What really didn’t surprise me though was the “but” following that above quote:

…but the biggest loser was Oracle. In 2009, Sun had $US134.4 million revenue in 2009. Now part of Oracle, it only recorded $US82.1 million revenue in 2010

Since the Oracle acquisition of Sun, every single one of my customers who had previously been a large Sun customer has either been resolutely turning away from the vendor, or eyeing them with firm displeasure. Why? Oracle’s higher prices for maintenance and product has had a significant impact on the budgetary options available to one of Sun’s biggest previous customer bases – the educational market. (This, for what it’s worth, is why I penned the article last year, “RIP Solaris“.)

While I’m not normally one to put much stock in analyst reports, this one seems to gel with what I’ve been seeing for the past 12 months.

 

This is an appeal for information.

I’ve heard conflicting stories and I can’t get rock solid clarification from any party. Despite Oracle initially announcing that Sun would continue to OEM NetWorker from EMC, I’ve subsequently been told by several Sun OEM customers that this has been recently abandoned. Since I’ve heard of Sun (under Oracle) dropping other contracts, it’s left me quite curious as to what the heck is going on.

If someone can give me a definitive answer, I’d appreciate it.

I want to make it plain – I’m not rumour mongering, just trying to get to the bottom of rumours.

 

There’s been much speculation as to whether Sun under Oracle would retain the EMC NetWorker OEM arrangement.

Finally there’s some details on Sun’s website under the banner “Sun and EMC“. In it, they state:

Sun will continue to OEM the EMC NetWorker software for backup and recovery which enables Sun to continue offering the EMC software as Sun StorageTek Enterprise Backup Software.

So, business as usual?

Unfortunately it looks like “yes”. Don’t get me wrong, I teethed on Solstice Backup, as it was called then – in fact I used Solstice Backup for 4 years before I even installed NetWorker as a non-OEM product.
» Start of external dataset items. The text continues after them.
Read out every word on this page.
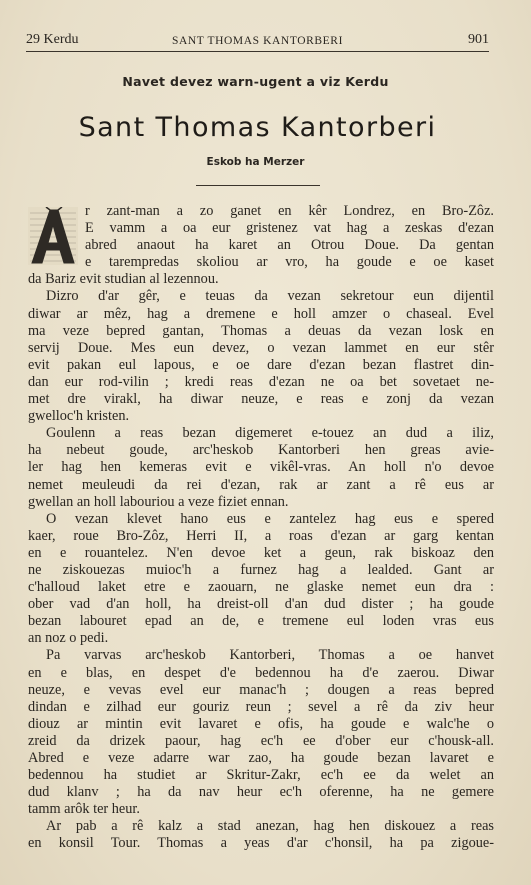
29 Kerdu	SANT THOMAS KANTORBERI	901
Navet devez warn-ugent a viz Kerdu
Sant Thomas Kantorberi
Eskob ha Merzer
r zant-man a zo ganet en kêr Londrez, en Bro-Zôz.
E vamm a oa eur gristenez vat hag a zeskas d'ezan
abred anaout ha karet an Otrou Doue. Da gentan
e tarempredas skoliou ar vro, ha goude e oe kaset
da Bariz evit studian al lezennou.
Dizro d'ar gêr, e teuas da vezan sekretour eun dijentil
diwar ar mêz, hag a dremene e holl amzer o chaseal. Evel
ma veze bepred gantan, Thomas a deuas da vezan losk en
servij Doue. Mes eun devez, o vezan lammet en eur stêr
evit pakan eul lapous, e oe dare d'ezan bezan flastret din-
dan eur rod-vilin ; kredi reas d'ezan ne oa bet sovetaet ne-
met dre virakl, ha diwar neuze, e reas e zonj da vezan
gwelloc'h kristen.
Goulenn a reas bezan digemeret e-touez an dud a iliz,
ha nebeut goude, arc'heskob Kantorberi hen greas avie-
ler hag hen kemeras evit e vikêl-vras. An holl n'o devoe
nemet meuleudi da rei d'ezan, rak ar zant a rê eus ar
gwellan an holl labouriou a veze fiziet ennan.
O vezan klevet hano eus e zantelez hag eus e spered
kaer, roue Bro-Zôz, Herri II, a roas d'ezan ar garg kentan
en e rouantelez. N'en devoe ket a geun, rak biskoaz den
ne ziskouezas muioc'h a furnez hag a lealded. Gant ar
c'halloud laket etre e zaouarn, ne glaske nemet eun dra :
ober vad d'an holl, ha dreist-oll d'an dud dister ; ha goude
bezan labouret epad an de, e tremene eul loden vras eus
an noz o pedi.
Pa varvas arc'heskob Kantorberi, Thomas a oe hanvet
en e blas, en despet d'e bedennou ha d'e zaerou. Diwar
neuze, e vevas evel eur manac'h ; dougen a reas bepred
dindan e zilhad eur gouriz reun ; sevel a rê da ziv heur
diouz ar mintin evit lavaret e ofis, ha goude e walc'he o
zreid da drizek paour, hag ec'h ee d'ober eur c'housk-all.
Abred e veze adarre war zao, ha goude bezan lavaret e
bedennou ha studiet ar Skritur-Zakr, ec'h ee da welet an
dud klanv ; ha da nav heur ec'h oferenne, ha ne gemere
tamm arôk ter heur.
Ar pab a rê kalz a stad anezan, hag hen diskouez a reas
en konsil Tour. Thomas a yeas d'ar c'honsil, ha pa zigoue-
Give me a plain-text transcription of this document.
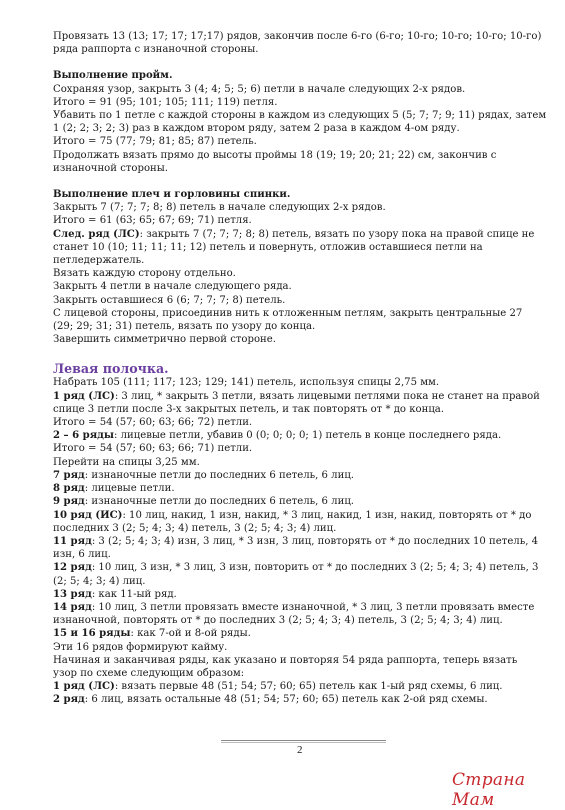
Провязать 13 (13; 17; 17; 17;17) рядов, закончив после 6-го (6-го; 10-го; 10-го; 10-го; 10-го)
ряда раппорта с изнаночной стороны.
Выполнение пройм.
Сохраняя узор, закрыть 3 (4; 4; 5; 5; 6) петли в начале следующих 2-х рядов.
Итого = 91 (95; 101; 105; 111; 119) петля.
Убавить по 1 петле с каждой стороны в каждом из следующих 5 (5; 7; 7; 9; 11) рядах, затем
1 (2; 2; 3; 2; 3) раз в каждом втором ряду, затем 2 раза в каждом 4-ом ряду.
Итого = 75 (77; 79; 81; 85; 87) петель.
Продолжать вязать прямо до высоты проймы 18 (19; 19; 20; 21; 22) см, закончив с
изнаночной стороны.
Выполнение плеч и горловины спинки.
Закрыть 7 (7; 7; 7; 8; 8) петель в начале следующих 2-х рядов.
Итого = 61 (63; 65; 67; 69; 71) петля.
След. ряд (ЛС): закрыть 7 (7; 7; 7; 8; 8) петель, вязать по узору пока на правой спице не
станет 10 (10; 11; 11; 11; 12) петель и повернуть, отложив оставшиеся петли на
петледержатель.
Вязать каждую сторону отдельно.
Закрыть 4 петли в начале следующего ряда.
Закрыть оставшиеся 6 (6; 7; 7; 7; 8) петель.
С лицевой стороны, присоединив нить к отложенным петлям, закрыть центральные 27
(29; 29; 31; 31) петель, вязать по узору до конца.
Завершить симметрично первой стороне.
Левая полочка.
Набрать 105 (111; 117; 123; 129; 141) петель, используя спицы 2,75 мм.
1 ряд (ЛС): 3 лиц, * закрыть 3 петли, вязать лицевыми петлями пока не станет на правой
спице 3 петли после 3-х закрытых петель, и так повторять от * до конца.
Итого = 54 (57; 60; 63; 66; 72) петли.
2 – 6 ряды: лицевые петли, убавив 0 (0; 0; 0; 0; 1) петель в конце последнего ряда.
Итого = 54 (57; 60; 63; 66; 71) петли.
Перейти на спицы 3,25 мм.
7 ряд: изнаночные петли до последних 6 петель, 6 лиц.
8 ряд: лицевые петли.
9 ряд: изнаночные петли до последних 6 петель, 6 лиц.
10 ряд (ИС): 10 лиц, накид, 1 изн, накид, * 3 лиц, накид, 1 изн, накид, повторять от * до
последних 3 (2; 5; 4; 3; 4) петель, 3 (2; 5; 4; 3; 4) лиц.
11 ряд: 3 (2; 5; 4; 3; 4) изн, 3 лиц, * 3 изн, 3 лиц, повторять от * до последних 10 петель, 4
изн, 6 лиц.
12 ряд: 10 лиц, 3 изн, * 3 лиц, 3 изн, повторить от * до последних 3 (2; 5; 4; 3; 4) петель, 3
(2; 5; 4; 3; 4) лиц.
13 ряд: как 11-ый ряд.
14 ряд: 10 лиц, 3 петли провязать вместе изнаночной, * 3 лиц, 3 петли провязать вместе
изнаночной, повторять от * до последних 3 (2; 5; 4; 3; 4) петель, 3 (2; 5; 4; 3; 4) лиц.
15 и 16 ряды: как 7-ой и 8-ой ряды.
Эти 16 рядов формируют кайму.
Начиная и заканчивая ряды, как указано и повторяя 54 ряда раппорта, теперь вязать
узор по схеме следующим образом:
1 ряд (ЛС): вязать первые 48 (51; 54; 57; 60; 65) петель как 1-ый ряд схемы, 6 лиц.
2 ряд: 6 лиц, вязать остальные 48 (51; 54; 57; 60; 65) петель как 2-ой ряд схемы.
2
Страна Мам
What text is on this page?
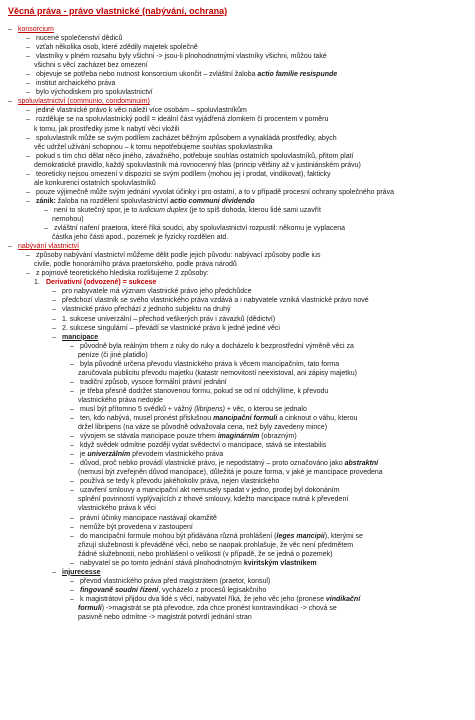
Věcná práva - právo vlastnické (nabývání, ochrana)
– konsorcium
– nucené společenství dědiců
– vzťah několika osob, které zdědily majetek společně
– vlastníky v plném rozsahu byly všichni -> jsou-li plnohodnotnými vlastníky všichni, můžou také
všichni s věcí zacházet bez omezení
– objevuje se potřeba nebo nutnost konsorcium ukončit – zvláštní žaloba actio familie resispunde
– institut archaického práva
– bylo východiskem pro spoluvlastnictví
– spoluvlastnictví (communio, condominuim)
– jediné vlastnické právo k věci náleží více osobám – spoluvlastníkům
– rozděluje se na spoluvlastnický podíl = ideální část vyjádřená zlomkem či procentem v poměru
k tomu, jak prostředky jsme k nabytí věci vložili
– spoluvlastník může se svým podílem zacházet běžným způsobem a vynakládá prostředky, abych
věc udržel užívání schopnou – k tomu nepotřebujeme souhlas spoluvlastníka
– pokud s tím chci dělat něco jiného, závažného, potřebuje souhlas ostatních spoluvlastníků, přitom platí
demokratické pravidlo, každý spoluvlastník má rovnocenný hlas (princip většiny až v justiniánském právu)
– teoreticky nejsou omezení v dispozici se svým podílem (mohou jej i prodat, vindikovat), fakticky
ale konkurenci ostatních spoluvlastníků
– pouze výjimečně může svým jednání vyvolat účinky i pro ostatní, a to v případě procesní ochrany společného práva
– zánik: žaloba na rozdělení spoluvlastnictví actio communi dividendo
– není to skutečný spor, je to iudicium duplex (je to spíš dohoda, kterou lidé sami uzavřít
nemohou)
– zvláštní naření praetora, které říká soudci, aby spoluvlastnictví rozpustil: někomu je vyplacena
částka jeho části apod., pozemek je fyzicky rozdělen atd.
– nabývání vlastnictví
– způsoby nabývání vlastnictví můžeme dělit podle jejich původu: nabývací způsoby podle ius
civile, podle honorárního práva praetorského, podle práva národů
– z pojmově teoretického hlediska rozlišujeme 2 způsoby:
1. Derivativní (odvozené) = sukcese
– pro nabyvatele má význam vlastnické právo jeho předchůdce
– předchozí vlastník se svého vlastnického práva vzdává a i nabyvatele vzniká vlastnické právo nové
– vlastnické právo přechází z jednoho subjektu na druhý
– 1. sukcese univerzální – přechod veškerých práv i závazků (dědictví)
– 2. sukcese singulární – převádí se vlastnické právo k jedné jediné věci
– mancipace
– původně byla reálným trhem z ruky do ruky a docházelo k bezprostřední výměně věci za
peníze (či jiné platidlo)
– byla původně určena převodu vlastnického práva k věcem mancipačním, tato forma
zaručovala publicitu převodu majetku (katastr nemovitostí neexistoval, ani zápisy majetku)
– tradiční způsob, vysoce formální právní jednání
– je třeba přesně dodržet stanovenou formu, pokud se od ní odchýlíme, k převodu
vlastnického práva nedojde
– musí být přítomno 5 svědků + vážný (libripens) + věc, o kterou se jednalo
– ten, kdo nabývá, musel pronést přislušnou mancipační formuli a cinknout o váhu, kterou
držel libripens (na váze se původně odvažovala cena, než byly zavedeny mince)
– vývojem se stávala mancipace pouze trhem imaginárním (obrazným)
– když svědek odmítne později vydat svědectví o mancipace, stává se intestabilis
– je univerzálním převodem vlastnického práva
– důvod, proč nebko provádí vlastnické právo, je nepodstatný – proto označováno jako abstraktní
(nemusí být zveřejněn důvod mancipace), důležitá je pouze forma, v jaké je mancipace provedena
– používá se tedy k převodu jakéhokoliv práva, nejen vlastnického
– uzavření smlouvy a mancipační akt nemusely spadat v jedno, prodej byl dokonáním
splnění povinností vyplývajících z trhové smlouvy, kdežto mancipace nutná k převedení
vlastnického práva k věci
– právní účinky mancipace nastávají okamžitě
– nemůže být provedena v zastoupení
– do mancipační formule mohou být přidávána různá prohlášení (leges mancipii), kterými se
zřizují služebnosti k převáděné věci, nebo se naopak prohlašuje, že věc není předmětem
žádné služebnosti, nebo prohlášení o velikosti (v případě, že se jedná o pozemek)
– nabyvatel se po tomto jednání stává plnohodnotným kviritským vlastníkem
– injurecesse
– převod vlastnického práva před magistrátem (praetor, konsul)
– fingovaně soudní řízení, vycházelo z procesů legisakčního
– k magistrátovi přijdou dva lidé s věcí, nabyvatel říká, že jeho věc jeho (pronese vindikační
formuli) ->magistrát se ptá převodce, zda chce pronést kontravindikaci -> chová se
pasivně nebo odmítne -> magistrát potvrdí jednání stran
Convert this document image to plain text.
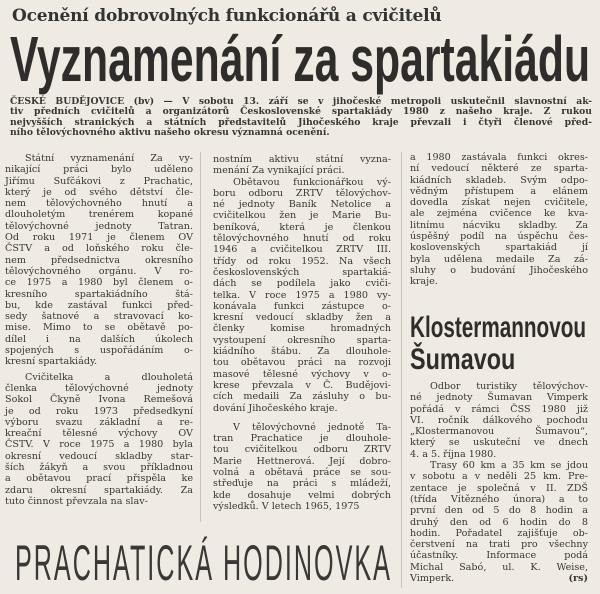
Ocenění dobrovolných funkcionářů a cvičitelů
Vyznamenání za spartakiádu
ČESKÉ BUDĚJOVICE (bv) — V sobotu 13. září se v jihočeské metropoli uskutečnil slavnostní ak-
tiv předních cvičitelů a organizátorů Československé spartakiády 1980 z našeho kraje. Z rukou
nejvyšších stranických a státních představitelů Jihočeského kraje převzali i čtyři členové před-
ního tělovýchovného aktivu našeho okresu významná ocenění.
Státní vyznamenání Za vy-
nikající práci bylo uděleno
Jiřímu Sufčákovi z Prachatic,
který je od svého dětství čle-
nem tělovýchovného hnutí a
dlouholetým trenérem kopané
tělovýchovné jednoty Tatran.
Od roku 1971 je členem OV
ČSTV a od loňského roku čle-
nem předsednictva okresního
tělovýchovného orgánu. V ro-
ce 1975 a 1980 byl členem o-
kresního spartakiádního štá-
bu, kde zastával funkci před-
sedy šatnové a stravovací ko-
mise. Mimo to se obětavě po-
dílel i na dalších úkolech
spojených s uspořádáním o-
kresní spartakiády.
Cvičitelka a dlouholetá
členka tělovýchovné jednoty
Sokol Čkyně Ivona Remešová
je od roku 1973 předsedkyní
výboru svazu základní a re-
kreační tělesné výchovy OV
ČSTV. V roce 1975 a 1980 byla
okresní vedoucí skladby star-
ších žákyň a svou příkladnou
a obětavou prací přispěla ke
zdaru okresní spartakiády. Za
tuto činnost převzala na slav-
nostním aktivu státní vyzna-
menání Za vynikající práci.
Obětavou funkcionářkou vý-
boru odboru ZRTV tělovýchov-
né jednoty Baník Netolice a
cvičitelkou žen je Marie Bu-
beníková, která je členkou
tělovýchovného hnutí od roku
1946 a cvičitelkou ZRTV III.
třídy od roku 1952. Na všech
československých spartakiá-
dách se podílela jako cviči-
telka. V roce 1975 a 1980 vy-
konávala funkci zástupce o-
kresní vedoucí skladby žen a
členky komise hromadných
vystoupení okresního sparta-
kiádního štábu. Za dlouhole-
tou obětavou práci na rozvoji
masové tělesné výchovy v o-
krese převzala v Č. Budějovi-
cích medaili Za zásluhy o bu-
dování Jihočeského kraje.
V tělovýchovné jednotě Ta-
tran Prachatice je dlouhole-
tou cvičitelkou odboru ZRTV
Marie Hettnerová. Její dobro-
volná a obětavá práce se sou-
střeďuje na práci s mládeží,
kde dosahuje velmi dobrých
výsledků. V letech 1965, 1975
a 1980 zastávala funkci okres-
ní vedoucí některé ze sparta-
kiádních skladeb. Svým odpo-
vědným přístupem a elánem
dovedla získat nejen cvičitele,
ale zejména cvičence ke kva-
litnímu nácviku skladby. Za
úspěšný podíl na úspěchu čes-
koslovenských spartakiád jí
byla udělena medaile Za zá-
sluhy o budování Jihočeského
kraje.
Klostermannovou
Šumavou
Odbor turistiky tělovýchov-
né jednoty Šumavan Vimperk
pořádá v rámci ČSS 1980 již
VI. ročník dálkového pochodu
„Klostermanovou Šumavou“,
který se uskuteční ve dnech
4. a 5. října 1980.
Trasy 60 km a 35 km se jdou
v sobotu a v neděli 25 km. Pre-
zentace je společná v II. ZDŠ
(třída Vítězného února) a to
první den od 5 do 8 hodin a
druhý den od 6 hodin do 8
hodin. Pořadatel zajišťuje ob-
čerstvení na trati pro všechny
účastníky. Informace podá
Michal Sabó, ul. K. Weise,
Vimperk.	(rs)
PRACHATICKÁ HODINOVKA
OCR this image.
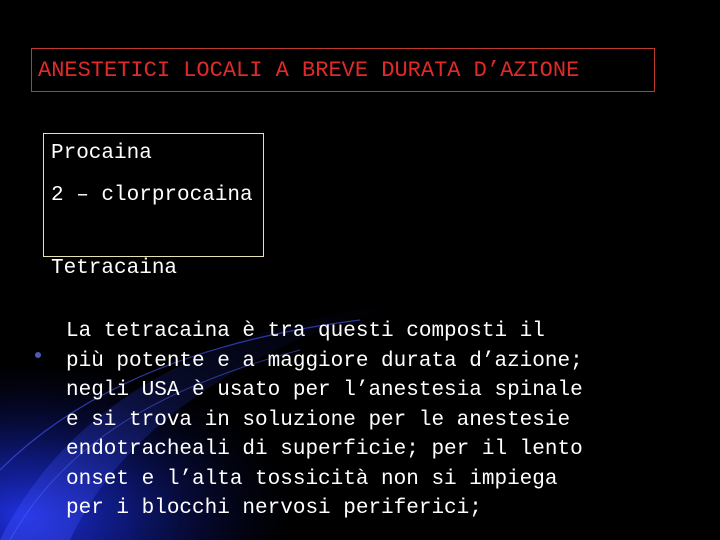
ANESTETICI LOCALI A BREVE DURATA D’AZIONE
Procaina
2 – clorprocaina
Tetracaina
La tetracaina è tra questi composti il
più potente e a maggiore durata d’azione;
negli USA è usato per l’anestesia spinale
e si trova in soluzione per le anestesie
endotracheali di superficie; per il lento
onset e l’alta tossicità non si impiega
per i blocchi nervosi periferici;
Here’s the rub: Sun have been woeful at (a) supporting “NetWorker” in the rebadged form, and (b) providing patches in a timely manner. Again and again, I get complaints from Sun OEM customers that Sun takes ages to update their releases in sync with EMC’s releases. I also hear frequent tales of OEM NetWorker support cases with Sun that take forever. Both of these factors well and truly gel with my experience as a Sun customer in the late 90′s, and I’m still hearing the same stories in the hear and now.

Disclaimer: I sell and support EMC NetWorker native. That should have been obvious but I don’t want to be accused of hiding this.

I didn’t think Sun’s statement went far enough. I don’t want to hear that they’re going to continue to OEM NetWorker, I want to hear that they’re going to OEM NetWorker and pick up their game. Release cycles should be much closer tied to NetWorker, support needs to be considerably improved, and patches need to come out sooner to OEM NetWorker as EMC actually release.

If they’re not, then when you factor in the changes that Oracle are making to Solaris OS licensing, I’m expecting that the reasons for people remaining with the OEM version of NetWorker to shrink considerably.